Results After controlling for confounders, total vitamin D intake was positively associated with forced expiratory volume in 1 s (FEV1; difference in FEV1 between top and bottom quintiles of intake 0.079 l (95% CI 0.02 to 0.14), p trend=0.007, n=2942), ratio of FEV1 to forced vital capacity (FEV1/FVC; p trend=0.008) and negatively associated with COPD (OR comparing top and bottom quintiles 0.57 (95% CI 0.38 to 0.87), p trend=0.02). In contrast, serum 25(OH)D concentrations were not related to FEV1 (p trend=0.89, n=1197) but were positively associated with COPD (p trend=0.046). VDR genotypes were unrelated to lung function and did not modify the effects of dietary intake or 25(OH)D concentrations on lung function.

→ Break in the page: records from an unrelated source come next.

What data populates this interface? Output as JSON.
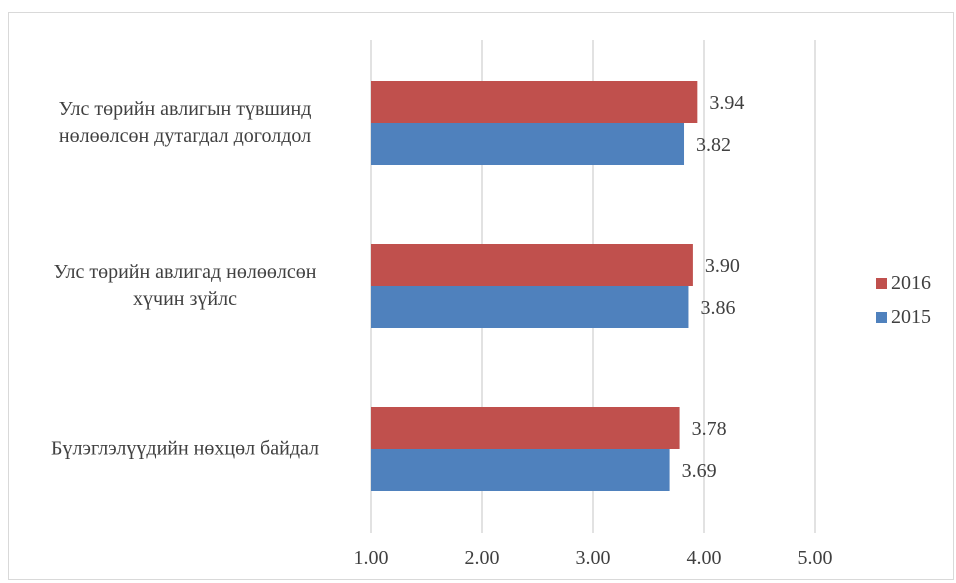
{
  "chart_data": {
    "type": "bar",
    "orientation": "horizontal",
    "categories": [
      [
        "Улс төрийн авлигын түвшинд",
        "нөлөөлсөн дутагдал доголдол"
      ],
      [
        "Улс төрийн авлигад нөлөөлсөн",
        "хүчин зүйлс"
      ],
      [
        "Бүлэглэлүүдийн нөхцөл байдал"
      ]
    ],
    "series": [
      {
        "name": "2016",
        "color": "#c0504d",
        "values": [
          3.94,
          3.9,
          3.78
        ]
      },
      {
        "name": "2015",
        "color": "#4f81bd",
        "values": [
          3.82,
          3.86,
          3.69
        ]
      }
    ],
    "xlim": [
      1.0,
      5.0
    ],
    "xticks": [
      1.0,
      2.0,
      3.0,
      4.0,
      5.0
    ],
    "xtick_labels": [
      "1.00",
      "2.00",
      "3.00",
      "4.00",
      "5.00"
    ],
    "grid": true,
    "legend_position": "right"
  }
}
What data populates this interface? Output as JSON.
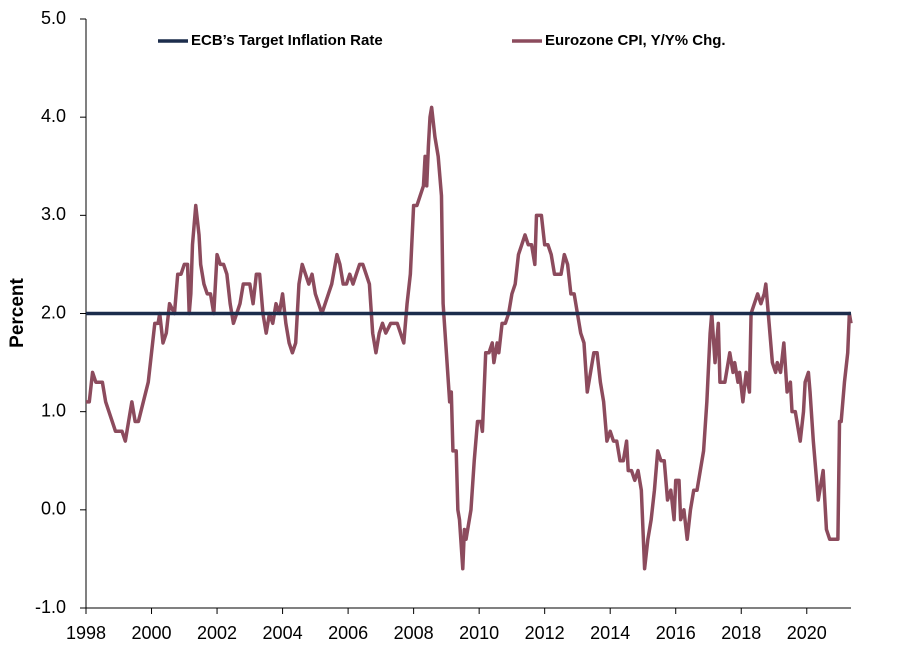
{
  "chart_data": {
    "type": "line",
    "ylabel": "Percent",
    "legend": "upper center",
    "grid": false,
    "xlim": [
      1998,
      2021.35
    ],
    "xticks": [
      1998,
      2000,
      2002,
      2004,
      2006,
      2008,
      2010,
      2012,
      2014,
      2016,
      2018,
      2020
    ],
    "ylim": [
      -1,
      5
    ],
    "yticks": [
      {
        "value": -1,
        "label": "-1.0"
      },
      {
        "value": 0,
        "label": "0.0"
      },
      {
        "value": 1,
        "label": "1.0"
      },
      {
        "value": 2,
        "label": "2.0"
      },
      {
        "value": 3,
        "label": "3.0"
      },
      {
        "value": 4,
        "label": "4.0"
      },
      {
        "value": 5,
        "label": "5.0"
      }
    ],
    "series": [
      {
        "name": "ECB’s Target Inflation Rate",
        "color": "#1c2d4c",
        "x": [
          1998,
          2021.35
        ],
        "values": [
          2,
          2
        ]
      },
      {
        "name": "Eurozone CPI, Y/Y% Chg.",
        "color": "#8c4b5d",
        "x": [
          1998.0,
          1998.1,
          1998.2,
          1998.3,
          1998.5,
          1998.6,
          1998.8,
          1998.9,
          1999.1,
          1999.2,
          1999.4,
          1999.5,
          1999.6,
          1999.75,
          1999.9,
          2000.0,
          2000.1,
          2000.2,
          2000.25,
          2000.35,
          2000.45,
          2000.55,
          2000.7,
          2000.8,
          2000.9,
          2001.0,
          2001.1,
          2001.15,
          2001.2,
          2001.25,
          2001.35,
          2001.45,
          2001.5,
          2001.6,
          2001.7,
          2001.8,
          2001.9,
          2002.0,
          2002.1,
          2002.2,
          2002.3,
          2002.4,
          2002.5,
          2002.6,
          2002.7,
          2002.8,
          2002.9,
          2003.0,
          2003.1,
          2003.2,
          2003.3,
          2003.4,
          2003.5,
          2003.6,
          2003.7,
          2003.8,
          2003.9,
          2004.0,
          2004.1,
          2004.2,
          2004.3,
          2004.4,
          2004.5,
          2004.6,
          2004.7,
          2004.8,
          2004.9,
          2005.0,
          2005.1,
          2005.2,
          2005.3,
          2005.4,
          2005.5,
          2005.66,
          2005.75,
          2005.85,
          2005.95,
          2006.05,
          2006.15,
          2006.25,
          2006.35,
          2006.45,
          2006.55,
          2006.65,
          2006.75,
          2006.85,
          2006.95,
          2007.05,
          2007.15,
          2007.3,
          2007.5,
          2007.6,
          2007.7,
          2007.8,
          2007.9,
          2008.0,
          2008.1,
          2008.2,
          2008.3,
          2008.35,
          2008.4,
          2008.45,
          2008.5,
          2008.55,
          2008.65,
          2008.75,
          2008.85,
          2008.9,
          2009.0,
          2009.1,
          2009.15,
          2009.2,
          2009.3,
          2009.35,
          2009.4,
          2009.5,
          2009.55,
          2009.6,
          2009.75,
          2009.85,
          2009.95,
          2010.05,
          2010.1,
          2010.2,
          2010.3,
          2010.4,
          2010.45,
          2010.55,
          2010.6,
          2010.7,
          2010.8,
          2010.9,
          2011.0,
          2011.1,
          2011.2,
          2011.3,
          2011.4,
          2011.5,
          2011.6,
          2011.7,
          2011.75,
          2011.9,
          2012.0,
          2012.1,
          2012.2,
          2012.3,
          2012.5,
          2012.6,
          2012.7,
          2012.8,
          2012.9,
          2013.0,
          2013.1,
          2013.2,
          2013.3,
          2013.4,
          2013.5,
          2013.6,
          2013.7,
          2013.8,
          2013.9,
          2014.0,
          2014.1,
          2014.2,
          2014.3,
          2014.4,
          2014.5,
          2014.55,
          2014.65,
          2014.75,
          2014.85,
          2014.95,
          2015.0,
          2015.05,
          2015.15,
          2015.25,
          2015.35,
          2015.45,
          2015.55,
          2015.65,
          2015.75,
          2015.85,
          2015.95,
          2016.0,
          2016.1,
          2016.15,
          2016.25,
          2016.35,
          2016.45,
          2016.55,
          2016.65,
          2016.75,
          2016.85,
          2016.95,
          2017.05,
          2017.1,
          2017.2,
          2017.3,
          2017.35,
          2017.5,
          2017.65,
          2017.75,
          2017.8,
          2017.9,
          2017.95,
          2018.05,
          2018.15,
          2018.25,
          2018.3,
          2018.4,
          2018.5,
          2018.6,
          2018.7,
          2018.75,
          2018.85,
          2018.95,
          2019.05,
          2019.1,
          2019.2,
          2019.3,
          2019.4,
          2019.5,
          2019.55,
          2019.65,
          2019.75,
          2019.8,
          2019.9,
          2019.95,
          2020.05,
          2020.1,
          2020.2,
          2020.3,
          2020.35,
          2020.45,
          2020.5,
          2020.6,
          2020.7,
          2020.95,
          2021.0,
          2021.05,
          2021.15,
          2021.25,
          2021.3,
          2021.35
        ],
        "values": [
          1.1,
          1.1,
          1.4,
          1.3,
          1.3,
          1.1,
          0.9,
          0.8,
          0.8,
          0.7,
          1.1,
          0.9,
          0.9,
          1.1,
          1.3,
          1.6,
          1.9,
          1.9,
          2.0,
          1.7,
          1.8,
          2.1,
          2.0,
          2.4,
          2.4,
          2.5,
          2.5,
          2.0,
          2.2,
          2.7,
          3.1,
          2.8,
          2.5,
          2.3,
          2.2,
          2.2,
          2.0,
          2.6,
          2.5,
          2.5,
          2.4,
          2.1,
          1.9,
          2.0,
          2.1,
          2.3,
          2.3,
          2.3,
          2.1,
          2.4,
          2.4,
          2.0,
          1.8,
          2.0,
          1.9,
          2.1,
          2.0,
          2.2,
          1.9,
          1.7,
          1.6,
          1.7,
          2.3,
          2.5,
          2.4,
          2.3,
          2.4,
          2.2,
          2.1,
          2.0,
          2.1,
          2.2,
          2.3,
          2.6,
          2.5,
          2.3,
          2.3,
          2.4,
          2.3,
          2.4,
          2.5,
          2.5,
          2.4,
          2.3,
          1.8,
          1.6,
          1.8,
          1.9,
          1.8,
          1.9,
          1.9,
          1.8,
          1.7,
          2.1,
          2.4,
          3.1,
          3.1,
          3.2,
          3.3,
          3.6,
          3.3,
          3.7,
          4.0,
          4.1,
          3.8,
          3.6,
          3.2,
          2.1,
          1.6,
          1.1,
          1.2,
          0.6,
          0.6,
          0.0,
          -0.1,
          -0.6,
          -0.2,
          -0.3,
          0.0,
          0.5,
          0.9,
          0.9,
          0.8,
          1.6,
          1.6,
          1.7,
          1.5,
          1.7,
          1.6,
          1.9,
          1.9,
          2.0,
          2.2,
          2.3,
          2.6,
          2.7,
          2.8,
          2.7,
          2.7,
          2.5,
          3.0,
          3.0,
          2.7,
          2.7,
          2.6,
          2.4,
          2.4,
          2.6,
          2.5,
          2.2,
          2.2,
          2.0,
          1.8,
          1.7,
          1.2,
          1.4,
          1.6,
          1.6,
          1.3,
          1.1,
          0.7,
          0.8,
          0.7,
          0.7,
          0.5,
          0.5,
          0.7,
          0.4,
          0.4,
          0.3,
          0.4,
          0.2,
          -0.2,
          -0.6,
          -0.3,
          -0.1,
          0.2,
          0.6,
          0.5,
          0.5,
          0.1,
          0.2,
          -0.1,
          0.3,
          0.3,
          -0.1,
          0.0,
          -0.3,
          0.0,
          0.2,
          0.2,
          0.4,
          0.6,
          1.1,
          1.8,
          2.0,
          1.5,
          1.9,
          1.3,
          1.3,
          1.6,
          1.4,
          1.5,
          1.3,
          1.4,
          1.1,
          1.4,
          1.2,
          2.0,
          2.1,
          2.2,
          2.1,
          2.2,
          2.3,
          1.9,
          1.5,
          1.4,
          1.5,
          1.4,
          1.7,
          1.2,
          1.3,
          1.0,
          1.0,
          0.8,
          0.7,
          1.0,
          1.3,
          1.4,
          1.2,
          0.7,
          0.3,
          0.1,
          0.3,
          0.4,
          -0.2,
          -0.3,
          -0.3,
          0.9,
          0.9,
          1.3,
          1.6,
          2.0,
          1.9
        ]
      }
    ]
  }
}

Conclusions The results of this study did not confirm a positive association between blood 25(OH)D concentrations and adult lung function. The apparent relationships with dietary vitamin D are likely to be explained by other highly correlated nutrients in the diet.
Funding The study was funded by the MRC, UK.
Competing interests None.
Ethics approval This study was conducted with the approval of the Bedfordshire and Hertfordshire local research ethics committee and the West Hertfordshire local research ethics committee.
Provenance and peer review Not commissioned; externally peer reviewed.